On what those philosophies look like on the field
I think there's a lot of screamers, there's a lot of shouters, there's a lot of shamers. My approach is this: Boy, you're in the middle of the game, and some kid's having a tough time. They get beat. ... I tell all my players, "Come on over to me during the game and I'll give you a hug." And you think about the power of a hug versus swearing, shouting, shaming at some kid.
When I played football, I hated [when] some kid would get a knee injury, your teammate would go down and that coach would say move the practice down 20 yards and leave that kid laying there. ... As coaches, we can kneel down next to that kid, you affirm the tears, the pain, the emotions, and you bring all the team around to say, "How can we help Bobby? He's one of us; he's done so much. He had so many dreams." So, you teach them how to build authentic community as men caring for and loving each other.
On the changes he's seen in ideas of masculinity
I think those three lies of masculinity — athletic ability, sexual conquest, economic success — in many ways, those things have been heightened. You have this increase in social media. You have young boys coming into this world, and they are hit 24/7. They're given all kinds of negative messages about their masculinity. They've been conditioned, and they have way more messaging out of this culture than I ever had as a young boy.

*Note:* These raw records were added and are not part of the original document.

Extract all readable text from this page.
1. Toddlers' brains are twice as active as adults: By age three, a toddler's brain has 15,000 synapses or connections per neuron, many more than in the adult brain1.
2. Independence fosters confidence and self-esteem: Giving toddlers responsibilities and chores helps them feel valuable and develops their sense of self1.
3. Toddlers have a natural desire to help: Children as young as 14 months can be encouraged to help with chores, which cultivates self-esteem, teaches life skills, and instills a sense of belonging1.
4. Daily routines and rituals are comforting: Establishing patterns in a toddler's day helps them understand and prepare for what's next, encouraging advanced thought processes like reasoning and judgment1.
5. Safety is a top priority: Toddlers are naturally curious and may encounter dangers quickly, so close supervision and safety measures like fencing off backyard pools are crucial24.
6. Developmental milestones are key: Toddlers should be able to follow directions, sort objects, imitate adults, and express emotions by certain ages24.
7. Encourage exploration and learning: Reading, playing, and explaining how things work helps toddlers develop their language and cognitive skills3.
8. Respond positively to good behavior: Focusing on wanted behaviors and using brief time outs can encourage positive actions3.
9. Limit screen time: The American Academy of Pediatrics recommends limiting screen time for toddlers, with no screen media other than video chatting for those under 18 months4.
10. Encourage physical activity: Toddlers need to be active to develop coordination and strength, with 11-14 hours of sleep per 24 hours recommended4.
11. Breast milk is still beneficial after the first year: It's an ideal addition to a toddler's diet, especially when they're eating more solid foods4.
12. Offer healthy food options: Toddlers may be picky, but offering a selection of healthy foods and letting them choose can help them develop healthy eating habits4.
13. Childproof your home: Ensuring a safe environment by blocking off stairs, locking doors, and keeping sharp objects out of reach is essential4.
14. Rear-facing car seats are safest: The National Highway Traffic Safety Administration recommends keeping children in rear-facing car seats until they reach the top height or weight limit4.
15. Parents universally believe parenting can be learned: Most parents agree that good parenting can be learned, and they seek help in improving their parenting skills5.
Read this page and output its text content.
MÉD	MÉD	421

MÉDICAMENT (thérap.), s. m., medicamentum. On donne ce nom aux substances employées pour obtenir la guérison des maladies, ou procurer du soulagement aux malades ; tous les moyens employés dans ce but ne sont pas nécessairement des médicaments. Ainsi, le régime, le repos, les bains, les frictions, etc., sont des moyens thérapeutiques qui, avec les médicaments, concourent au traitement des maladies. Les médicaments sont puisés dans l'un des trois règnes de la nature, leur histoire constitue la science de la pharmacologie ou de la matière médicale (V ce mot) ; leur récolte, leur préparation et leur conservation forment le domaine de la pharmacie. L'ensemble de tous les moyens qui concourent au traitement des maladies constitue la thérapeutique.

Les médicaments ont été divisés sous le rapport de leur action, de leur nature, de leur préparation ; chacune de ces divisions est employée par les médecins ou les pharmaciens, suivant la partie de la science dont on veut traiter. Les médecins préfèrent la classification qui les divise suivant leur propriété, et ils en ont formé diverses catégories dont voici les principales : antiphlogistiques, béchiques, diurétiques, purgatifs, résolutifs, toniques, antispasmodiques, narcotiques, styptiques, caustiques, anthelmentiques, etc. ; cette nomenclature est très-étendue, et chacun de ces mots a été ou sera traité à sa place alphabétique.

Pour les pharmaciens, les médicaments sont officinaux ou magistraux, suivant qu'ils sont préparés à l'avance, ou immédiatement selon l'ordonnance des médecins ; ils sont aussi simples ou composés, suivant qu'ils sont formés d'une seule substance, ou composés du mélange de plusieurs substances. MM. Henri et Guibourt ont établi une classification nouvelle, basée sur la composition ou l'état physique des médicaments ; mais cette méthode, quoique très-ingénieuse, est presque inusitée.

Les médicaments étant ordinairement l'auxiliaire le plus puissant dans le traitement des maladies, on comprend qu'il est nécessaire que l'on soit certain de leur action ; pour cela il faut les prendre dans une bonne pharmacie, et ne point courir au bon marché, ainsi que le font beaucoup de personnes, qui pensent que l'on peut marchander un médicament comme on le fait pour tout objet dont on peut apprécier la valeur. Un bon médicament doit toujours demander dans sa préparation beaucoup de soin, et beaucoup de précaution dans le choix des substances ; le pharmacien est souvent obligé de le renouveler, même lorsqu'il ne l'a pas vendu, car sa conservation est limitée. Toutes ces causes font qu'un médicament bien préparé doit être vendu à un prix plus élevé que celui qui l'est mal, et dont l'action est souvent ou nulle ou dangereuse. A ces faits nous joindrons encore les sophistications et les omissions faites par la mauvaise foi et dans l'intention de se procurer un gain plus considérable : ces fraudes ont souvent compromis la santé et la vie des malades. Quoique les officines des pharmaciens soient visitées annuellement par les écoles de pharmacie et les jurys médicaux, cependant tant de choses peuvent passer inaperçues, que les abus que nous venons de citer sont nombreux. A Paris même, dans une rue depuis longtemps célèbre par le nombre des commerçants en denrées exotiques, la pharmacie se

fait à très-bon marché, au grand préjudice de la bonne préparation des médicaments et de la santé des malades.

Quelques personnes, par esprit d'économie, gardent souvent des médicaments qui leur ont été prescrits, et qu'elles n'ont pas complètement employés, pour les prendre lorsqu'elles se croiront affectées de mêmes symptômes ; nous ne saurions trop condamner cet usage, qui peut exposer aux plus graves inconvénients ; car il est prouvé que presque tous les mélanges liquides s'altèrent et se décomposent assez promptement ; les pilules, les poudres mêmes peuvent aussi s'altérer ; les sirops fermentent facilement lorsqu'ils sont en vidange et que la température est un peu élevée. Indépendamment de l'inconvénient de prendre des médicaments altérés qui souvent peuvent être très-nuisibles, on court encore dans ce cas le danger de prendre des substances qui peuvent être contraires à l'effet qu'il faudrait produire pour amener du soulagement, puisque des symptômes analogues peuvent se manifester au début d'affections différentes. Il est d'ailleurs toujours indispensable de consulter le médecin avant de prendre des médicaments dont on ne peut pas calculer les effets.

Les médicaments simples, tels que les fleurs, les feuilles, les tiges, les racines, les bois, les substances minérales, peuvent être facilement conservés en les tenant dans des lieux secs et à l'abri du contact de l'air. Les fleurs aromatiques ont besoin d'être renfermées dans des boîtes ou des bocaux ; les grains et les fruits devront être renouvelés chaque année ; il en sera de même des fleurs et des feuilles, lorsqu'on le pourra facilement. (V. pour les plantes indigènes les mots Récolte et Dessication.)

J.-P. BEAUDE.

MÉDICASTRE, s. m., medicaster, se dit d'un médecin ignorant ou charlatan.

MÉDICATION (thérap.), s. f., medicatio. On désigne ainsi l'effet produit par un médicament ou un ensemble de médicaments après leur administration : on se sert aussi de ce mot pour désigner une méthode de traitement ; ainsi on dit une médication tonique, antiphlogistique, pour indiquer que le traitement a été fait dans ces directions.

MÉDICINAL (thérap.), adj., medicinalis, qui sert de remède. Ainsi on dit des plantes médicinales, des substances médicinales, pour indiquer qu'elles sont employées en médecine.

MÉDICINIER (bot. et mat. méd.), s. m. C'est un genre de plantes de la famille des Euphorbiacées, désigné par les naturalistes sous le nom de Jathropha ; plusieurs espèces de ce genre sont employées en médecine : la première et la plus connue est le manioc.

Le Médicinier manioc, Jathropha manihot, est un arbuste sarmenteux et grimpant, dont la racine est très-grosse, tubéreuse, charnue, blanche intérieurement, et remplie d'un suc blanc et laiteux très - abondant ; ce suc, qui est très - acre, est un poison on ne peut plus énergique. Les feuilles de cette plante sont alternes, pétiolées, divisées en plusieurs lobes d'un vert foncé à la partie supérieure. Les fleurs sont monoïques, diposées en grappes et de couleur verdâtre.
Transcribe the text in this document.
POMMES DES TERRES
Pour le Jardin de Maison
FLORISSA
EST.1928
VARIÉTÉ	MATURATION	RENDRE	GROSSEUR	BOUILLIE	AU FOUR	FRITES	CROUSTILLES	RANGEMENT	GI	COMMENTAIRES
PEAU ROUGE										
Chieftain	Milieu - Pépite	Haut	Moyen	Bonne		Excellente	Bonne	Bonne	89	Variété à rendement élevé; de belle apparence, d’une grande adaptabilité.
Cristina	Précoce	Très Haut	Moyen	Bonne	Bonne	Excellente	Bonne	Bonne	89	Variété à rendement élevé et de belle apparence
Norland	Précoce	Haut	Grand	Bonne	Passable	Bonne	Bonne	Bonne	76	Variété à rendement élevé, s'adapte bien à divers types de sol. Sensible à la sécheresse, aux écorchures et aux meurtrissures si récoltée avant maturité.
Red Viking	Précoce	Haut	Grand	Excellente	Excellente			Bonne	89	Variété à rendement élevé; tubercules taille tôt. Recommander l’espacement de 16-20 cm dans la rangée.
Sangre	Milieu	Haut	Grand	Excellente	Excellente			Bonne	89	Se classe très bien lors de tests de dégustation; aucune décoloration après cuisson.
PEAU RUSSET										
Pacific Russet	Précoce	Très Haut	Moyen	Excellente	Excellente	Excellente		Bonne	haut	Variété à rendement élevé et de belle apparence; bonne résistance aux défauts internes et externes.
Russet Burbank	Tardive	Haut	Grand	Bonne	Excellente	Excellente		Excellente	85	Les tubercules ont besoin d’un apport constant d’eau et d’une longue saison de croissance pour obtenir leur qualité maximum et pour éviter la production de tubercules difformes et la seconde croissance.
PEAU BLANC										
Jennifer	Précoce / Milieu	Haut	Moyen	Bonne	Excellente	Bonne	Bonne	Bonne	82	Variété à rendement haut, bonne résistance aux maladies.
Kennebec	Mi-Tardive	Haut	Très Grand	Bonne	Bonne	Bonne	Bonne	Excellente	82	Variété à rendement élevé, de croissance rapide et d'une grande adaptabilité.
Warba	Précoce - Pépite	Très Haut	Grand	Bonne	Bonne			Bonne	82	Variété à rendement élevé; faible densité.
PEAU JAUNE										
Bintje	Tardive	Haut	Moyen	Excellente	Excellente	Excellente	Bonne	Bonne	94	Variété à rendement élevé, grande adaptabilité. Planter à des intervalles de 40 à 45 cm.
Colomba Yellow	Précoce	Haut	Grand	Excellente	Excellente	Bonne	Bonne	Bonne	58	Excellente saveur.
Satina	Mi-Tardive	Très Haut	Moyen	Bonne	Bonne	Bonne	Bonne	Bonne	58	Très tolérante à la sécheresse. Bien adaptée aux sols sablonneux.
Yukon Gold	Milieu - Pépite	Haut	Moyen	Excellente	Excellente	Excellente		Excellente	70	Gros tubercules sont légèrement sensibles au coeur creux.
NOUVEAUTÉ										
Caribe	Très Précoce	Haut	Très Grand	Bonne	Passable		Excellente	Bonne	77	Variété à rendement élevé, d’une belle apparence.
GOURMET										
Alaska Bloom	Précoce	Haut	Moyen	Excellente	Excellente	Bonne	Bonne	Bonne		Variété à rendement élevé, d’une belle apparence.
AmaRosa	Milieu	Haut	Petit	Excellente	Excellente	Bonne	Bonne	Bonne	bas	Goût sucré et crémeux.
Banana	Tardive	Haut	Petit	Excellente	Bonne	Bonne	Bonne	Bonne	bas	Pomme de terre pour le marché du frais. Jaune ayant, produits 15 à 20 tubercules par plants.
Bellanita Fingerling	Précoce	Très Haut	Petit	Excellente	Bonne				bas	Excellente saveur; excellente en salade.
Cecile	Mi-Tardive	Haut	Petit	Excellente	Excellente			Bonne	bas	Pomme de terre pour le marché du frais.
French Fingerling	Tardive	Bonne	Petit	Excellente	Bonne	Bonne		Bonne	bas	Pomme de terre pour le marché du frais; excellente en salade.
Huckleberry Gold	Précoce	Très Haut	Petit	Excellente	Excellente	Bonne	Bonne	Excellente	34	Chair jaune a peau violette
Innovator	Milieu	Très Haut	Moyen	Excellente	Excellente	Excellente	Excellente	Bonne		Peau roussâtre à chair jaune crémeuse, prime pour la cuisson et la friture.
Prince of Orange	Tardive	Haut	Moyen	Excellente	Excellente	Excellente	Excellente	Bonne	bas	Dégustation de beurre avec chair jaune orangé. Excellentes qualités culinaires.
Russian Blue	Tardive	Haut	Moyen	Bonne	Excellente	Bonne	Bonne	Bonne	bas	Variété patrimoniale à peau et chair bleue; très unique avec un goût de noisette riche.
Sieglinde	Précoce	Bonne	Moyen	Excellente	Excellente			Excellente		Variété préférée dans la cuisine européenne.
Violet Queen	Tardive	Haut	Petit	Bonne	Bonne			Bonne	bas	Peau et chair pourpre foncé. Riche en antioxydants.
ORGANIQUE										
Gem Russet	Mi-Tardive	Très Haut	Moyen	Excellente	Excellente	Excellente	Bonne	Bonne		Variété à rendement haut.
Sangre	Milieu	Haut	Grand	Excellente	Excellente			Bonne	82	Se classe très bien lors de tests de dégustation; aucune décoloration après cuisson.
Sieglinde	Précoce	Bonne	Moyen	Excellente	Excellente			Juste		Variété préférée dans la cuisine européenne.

I think in many respects, it's more difficult. There's more negative messaging out there and less positive.
On what it means to be a man
It think it can only be defined by two things: One, it's your capacity to love and to be loved. Masculinity ought to be defined in terms of relationships. Second thing, it ought to be defined by commitment to a cause. All of us have a responsibility to give back, to make the world more fair, more just, more hospitable for every human being. So I think it's about relationships and commitments to a cause. That's the underline of all humanity — men and women.